Erika Davis (98 votes) blog author of “Black, Gay and Jewish,” is my honorable mention because though I don’t know much else about her, her blog is an important, insightful and moving tale of wrestling with multiple identities against all expectations otherwise. Read it here.
And since nominations were open to the public, you’ll also find up there some recognizable names like blogger Max Blumenthal (18 votes), blogger Shmarya Rosenberg (50 votes), and singer Neshama Carlebach (259 votes).
But undoubtedly the “emptiest slacktivism kerfuffle award” can go to the premeditated furor organized by Jewish Voice for Peace. After nominating several of their staff and mobilizing their supporter base to vote, JVP succeeded in putting Cecile Surasky between 9th and 10th place with nearly 1,500 votes. Now given that my friends at JVP are smart people who love blusterful confrontation as much as Netanyahu, they were praying that Surasky would get nixed to score a PR coup. And because JFNA behaves like Avigdor Lieberman, she predictably was. And so JVP’s eagerly anticipated outrage was poured over the contest’s Facebook wall like, shall we say, cast lead. Congrats, everybody loses.
That said, that Cecile came down but Manis Friedman, who recommended the massacre of Arab women and children, and Leah Rubashkin, as a stand-in for her jailed husband Sholom Rubashkin, remain up makes this contest even more silly. It just makes me wonder why I even pay attention to it.

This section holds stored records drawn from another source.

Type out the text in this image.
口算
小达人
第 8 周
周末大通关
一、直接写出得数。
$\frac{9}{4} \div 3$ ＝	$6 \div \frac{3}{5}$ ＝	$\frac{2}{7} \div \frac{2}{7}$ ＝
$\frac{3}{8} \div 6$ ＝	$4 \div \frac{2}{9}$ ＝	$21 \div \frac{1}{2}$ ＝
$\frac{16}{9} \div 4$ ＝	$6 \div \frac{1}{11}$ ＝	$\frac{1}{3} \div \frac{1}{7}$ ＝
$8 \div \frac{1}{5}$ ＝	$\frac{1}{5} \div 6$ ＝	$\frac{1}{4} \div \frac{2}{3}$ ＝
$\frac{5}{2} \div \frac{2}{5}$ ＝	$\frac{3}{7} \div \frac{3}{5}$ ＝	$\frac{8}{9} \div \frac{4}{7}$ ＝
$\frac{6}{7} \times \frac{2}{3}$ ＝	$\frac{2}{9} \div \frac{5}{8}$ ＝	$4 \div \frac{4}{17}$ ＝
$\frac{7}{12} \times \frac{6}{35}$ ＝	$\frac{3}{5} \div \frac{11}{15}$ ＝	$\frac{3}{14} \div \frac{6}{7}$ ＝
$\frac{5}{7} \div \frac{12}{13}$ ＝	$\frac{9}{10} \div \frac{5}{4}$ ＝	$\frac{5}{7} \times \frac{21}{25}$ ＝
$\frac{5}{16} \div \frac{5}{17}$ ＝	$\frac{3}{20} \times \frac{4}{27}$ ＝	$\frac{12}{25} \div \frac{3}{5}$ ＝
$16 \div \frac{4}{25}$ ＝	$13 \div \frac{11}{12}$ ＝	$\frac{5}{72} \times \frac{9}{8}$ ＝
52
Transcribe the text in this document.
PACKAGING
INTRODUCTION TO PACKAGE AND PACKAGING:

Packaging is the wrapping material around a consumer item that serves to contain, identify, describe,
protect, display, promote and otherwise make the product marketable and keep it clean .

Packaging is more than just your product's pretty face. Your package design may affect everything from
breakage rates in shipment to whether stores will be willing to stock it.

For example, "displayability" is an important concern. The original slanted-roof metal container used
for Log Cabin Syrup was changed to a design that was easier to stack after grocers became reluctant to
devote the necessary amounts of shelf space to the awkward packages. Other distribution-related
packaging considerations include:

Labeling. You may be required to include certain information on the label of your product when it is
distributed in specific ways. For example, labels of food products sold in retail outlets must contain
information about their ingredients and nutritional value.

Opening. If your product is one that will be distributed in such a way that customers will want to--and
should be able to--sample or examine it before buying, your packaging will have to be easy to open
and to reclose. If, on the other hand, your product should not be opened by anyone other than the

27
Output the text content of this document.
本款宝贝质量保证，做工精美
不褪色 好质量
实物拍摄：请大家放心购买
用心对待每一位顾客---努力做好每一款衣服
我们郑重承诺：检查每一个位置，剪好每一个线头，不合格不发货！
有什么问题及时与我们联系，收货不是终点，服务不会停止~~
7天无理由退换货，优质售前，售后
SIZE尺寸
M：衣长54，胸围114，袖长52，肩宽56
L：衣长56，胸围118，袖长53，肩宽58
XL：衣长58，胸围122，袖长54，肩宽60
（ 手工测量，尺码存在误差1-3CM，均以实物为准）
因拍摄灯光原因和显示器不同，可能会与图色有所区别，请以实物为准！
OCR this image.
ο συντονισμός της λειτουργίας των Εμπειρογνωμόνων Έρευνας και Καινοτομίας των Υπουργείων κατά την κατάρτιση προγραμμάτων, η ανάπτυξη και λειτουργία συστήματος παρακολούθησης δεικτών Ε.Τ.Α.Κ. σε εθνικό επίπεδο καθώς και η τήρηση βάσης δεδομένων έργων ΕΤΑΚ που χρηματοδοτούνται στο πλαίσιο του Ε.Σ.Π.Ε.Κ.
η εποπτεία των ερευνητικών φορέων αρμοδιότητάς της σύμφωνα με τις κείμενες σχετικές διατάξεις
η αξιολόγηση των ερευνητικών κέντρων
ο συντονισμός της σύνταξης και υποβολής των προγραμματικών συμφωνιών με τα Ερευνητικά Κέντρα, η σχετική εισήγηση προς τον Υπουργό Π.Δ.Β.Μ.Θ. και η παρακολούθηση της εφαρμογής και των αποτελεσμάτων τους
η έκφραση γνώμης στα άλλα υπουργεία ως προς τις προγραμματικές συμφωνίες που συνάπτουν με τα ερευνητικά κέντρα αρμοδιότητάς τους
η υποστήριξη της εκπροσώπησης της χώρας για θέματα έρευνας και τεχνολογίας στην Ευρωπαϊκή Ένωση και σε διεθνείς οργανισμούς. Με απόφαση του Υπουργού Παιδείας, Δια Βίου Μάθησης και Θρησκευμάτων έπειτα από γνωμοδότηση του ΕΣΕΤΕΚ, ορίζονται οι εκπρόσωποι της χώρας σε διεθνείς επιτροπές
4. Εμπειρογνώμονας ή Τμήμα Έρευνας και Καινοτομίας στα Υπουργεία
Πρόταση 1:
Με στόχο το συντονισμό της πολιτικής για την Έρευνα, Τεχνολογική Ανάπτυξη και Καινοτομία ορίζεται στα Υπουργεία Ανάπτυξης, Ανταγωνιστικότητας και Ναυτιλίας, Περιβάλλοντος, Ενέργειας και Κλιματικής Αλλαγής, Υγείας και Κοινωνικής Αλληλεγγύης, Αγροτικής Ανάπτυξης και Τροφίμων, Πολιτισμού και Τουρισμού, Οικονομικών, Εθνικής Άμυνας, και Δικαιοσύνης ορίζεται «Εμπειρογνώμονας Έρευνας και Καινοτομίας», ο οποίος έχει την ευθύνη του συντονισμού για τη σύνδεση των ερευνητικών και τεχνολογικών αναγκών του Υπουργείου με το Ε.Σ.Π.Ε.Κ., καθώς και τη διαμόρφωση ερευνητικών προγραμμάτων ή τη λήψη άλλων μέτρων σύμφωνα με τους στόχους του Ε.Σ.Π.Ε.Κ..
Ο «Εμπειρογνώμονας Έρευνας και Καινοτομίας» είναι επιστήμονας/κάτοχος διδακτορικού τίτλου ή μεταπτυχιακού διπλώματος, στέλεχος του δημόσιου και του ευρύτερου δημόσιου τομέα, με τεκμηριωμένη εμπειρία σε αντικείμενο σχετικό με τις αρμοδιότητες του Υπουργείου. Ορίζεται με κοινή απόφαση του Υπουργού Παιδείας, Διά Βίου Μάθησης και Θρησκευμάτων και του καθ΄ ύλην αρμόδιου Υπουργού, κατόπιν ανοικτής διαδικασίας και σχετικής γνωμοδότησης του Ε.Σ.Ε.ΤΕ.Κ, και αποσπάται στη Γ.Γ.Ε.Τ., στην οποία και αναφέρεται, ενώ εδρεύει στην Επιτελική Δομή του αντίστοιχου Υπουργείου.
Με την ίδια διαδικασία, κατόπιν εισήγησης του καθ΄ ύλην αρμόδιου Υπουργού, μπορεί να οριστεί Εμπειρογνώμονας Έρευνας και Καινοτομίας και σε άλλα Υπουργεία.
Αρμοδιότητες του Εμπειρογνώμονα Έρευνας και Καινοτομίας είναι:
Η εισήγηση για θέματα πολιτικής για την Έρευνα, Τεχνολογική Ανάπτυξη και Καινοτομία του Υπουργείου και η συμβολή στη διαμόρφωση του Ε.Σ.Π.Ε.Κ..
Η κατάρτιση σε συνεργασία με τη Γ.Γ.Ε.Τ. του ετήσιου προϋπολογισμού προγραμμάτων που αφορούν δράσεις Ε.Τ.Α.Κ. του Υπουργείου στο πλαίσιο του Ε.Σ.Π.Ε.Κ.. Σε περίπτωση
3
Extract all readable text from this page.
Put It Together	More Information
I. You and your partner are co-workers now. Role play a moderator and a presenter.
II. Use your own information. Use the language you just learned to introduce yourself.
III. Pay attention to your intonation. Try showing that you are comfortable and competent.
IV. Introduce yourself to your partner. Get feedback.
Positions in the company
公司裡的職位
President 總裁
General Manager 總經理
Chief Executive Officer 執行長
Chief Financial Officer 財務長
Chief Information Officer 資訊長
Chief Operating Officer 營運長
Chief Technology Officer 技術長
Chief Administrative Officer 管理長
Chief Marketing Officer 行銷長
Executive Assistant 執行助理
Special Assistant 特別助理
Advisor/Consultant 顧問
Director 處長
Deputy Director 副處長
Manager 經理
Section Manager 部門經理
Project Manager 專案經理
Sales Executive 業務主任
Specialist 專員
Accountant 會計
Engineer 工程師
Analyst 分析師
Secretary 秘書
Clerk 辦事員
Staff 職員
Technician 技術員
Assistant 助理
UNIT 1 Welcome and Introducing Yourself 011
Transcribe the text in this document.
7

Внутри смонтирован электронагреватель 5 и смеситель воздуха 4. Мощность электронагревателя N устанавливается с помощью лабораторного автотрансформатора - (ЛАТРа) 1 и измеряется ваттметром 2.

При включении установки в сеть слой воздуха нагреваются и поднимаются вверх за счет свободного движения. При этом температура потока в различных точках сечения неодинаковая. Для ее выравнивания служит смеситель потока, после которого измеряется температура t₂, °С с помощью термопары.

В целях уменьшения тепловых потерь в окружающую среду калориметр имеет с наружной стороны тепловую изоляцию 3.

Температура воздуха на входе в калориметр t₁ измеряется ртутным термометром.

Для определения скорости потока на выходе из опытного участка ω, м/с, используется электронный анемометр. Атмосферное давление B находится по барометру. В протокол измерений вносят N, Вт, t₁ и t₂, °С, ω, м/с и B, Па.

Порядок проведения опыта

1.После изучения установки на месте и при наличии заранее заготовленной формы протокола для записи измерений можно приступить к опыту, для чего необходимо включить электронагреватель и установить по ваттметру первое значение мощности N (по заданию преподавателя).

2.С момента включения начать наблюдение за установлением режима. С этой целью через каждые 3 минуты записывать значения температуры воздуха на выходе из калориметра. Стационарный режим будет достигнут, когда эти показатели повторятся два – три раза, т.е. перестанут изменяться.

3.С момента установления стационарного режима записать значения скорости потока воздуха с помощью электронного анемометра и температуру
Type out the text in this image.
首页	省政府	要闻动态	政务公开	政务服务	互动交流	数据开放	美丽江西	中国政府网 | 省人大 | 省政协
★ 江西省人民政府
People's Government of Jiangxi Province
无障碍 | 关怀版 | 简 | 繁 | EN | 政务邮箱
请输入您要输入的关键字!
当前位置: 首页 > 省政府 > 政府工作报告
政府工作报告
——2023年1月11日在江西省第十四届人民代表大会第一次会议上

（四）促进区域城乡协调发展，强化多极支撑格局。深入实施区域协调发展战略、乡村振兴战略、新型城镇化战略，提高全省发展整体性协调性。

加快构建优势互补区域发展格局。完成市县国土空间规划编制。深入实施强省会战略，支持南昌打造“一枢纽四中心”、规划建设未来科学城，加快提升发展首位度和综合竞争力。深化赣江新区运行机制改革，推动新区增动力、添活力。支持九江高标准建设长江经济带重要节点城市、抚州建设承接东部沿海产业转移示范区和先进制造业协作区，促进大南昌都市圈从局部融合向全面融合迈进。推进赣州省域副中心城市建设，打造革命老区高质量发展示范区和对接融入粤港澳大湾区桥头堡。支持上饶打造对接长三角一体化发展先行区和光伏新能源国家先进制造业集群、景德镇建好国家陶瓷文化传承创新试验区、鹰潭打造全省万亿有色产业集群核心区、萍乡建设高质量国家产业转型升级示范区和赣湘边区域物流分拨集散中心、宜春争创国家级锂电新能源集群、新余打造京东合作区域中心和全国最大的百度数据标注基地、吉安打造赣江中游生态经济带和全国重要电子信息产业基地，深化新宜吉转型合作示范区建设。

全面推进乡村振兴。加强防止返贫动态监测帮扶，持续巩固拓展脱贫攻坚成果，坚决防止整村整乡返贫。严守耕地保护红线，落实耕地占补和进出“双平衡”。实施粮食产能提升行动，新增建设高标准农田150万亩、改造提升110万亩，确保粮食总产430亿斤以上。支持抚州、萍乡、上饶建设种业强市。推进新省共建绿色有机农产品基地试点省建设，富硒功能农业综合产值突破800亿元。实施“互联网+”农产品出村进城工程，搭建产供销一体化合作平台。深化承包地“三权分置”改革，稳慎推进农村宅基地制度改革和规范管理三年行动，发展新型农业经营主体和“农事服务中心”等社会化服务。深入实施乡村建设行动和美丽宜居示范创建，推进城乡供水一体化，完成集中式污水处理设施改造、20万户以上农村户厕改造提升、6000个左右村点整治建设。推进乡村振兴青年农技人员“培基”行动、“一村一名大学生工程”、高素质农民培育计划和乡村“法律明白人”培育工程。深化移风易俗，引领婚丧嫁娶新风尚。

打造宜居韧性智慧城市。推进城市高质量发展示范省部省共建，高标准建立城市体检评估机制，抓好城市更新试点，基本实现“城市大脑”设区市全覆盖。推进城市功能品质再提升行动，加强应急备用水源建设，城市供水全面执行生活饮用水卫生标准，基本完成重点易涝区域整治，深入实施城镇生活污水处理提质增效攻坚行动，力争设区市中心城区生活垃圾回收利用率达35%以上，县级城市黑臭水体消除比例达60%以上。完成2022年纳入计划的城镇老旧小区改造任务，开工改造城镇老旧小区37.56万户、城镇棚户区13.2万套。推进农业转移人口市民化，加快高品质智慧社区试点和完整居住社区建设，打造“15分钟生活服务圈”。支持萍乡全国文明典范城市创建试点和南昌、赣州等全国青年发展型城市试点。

The JVP stuff does indeed make this all look like a farce. JFNA is defining itself as the arbiter of the walls of Jewish community. How dare they. Call it JFNA Community Heroes and I’d withdraw my objection.
This is the third go-round, not the second.
Third? Oy, shows you how much I’ve been paying attention to it.
And as of now, Leah Rubashkin is in second place. Oy vey.
Honestly, I hope Rubashkin wins so that JFNA gets further embarrassed. The whole exercise is a disgusting waste of time and energy. Aren’t we a bit old for popularity contests? Okay, so someone has a huge email list- that makes them a hero?
The real Jewish Community Heroes look at this contest a know its a joke. They’re too busy doing important work rather than chasing elusive monetary prizes. For them, the prize is the work, not the money. JFNA would do well to recognize that.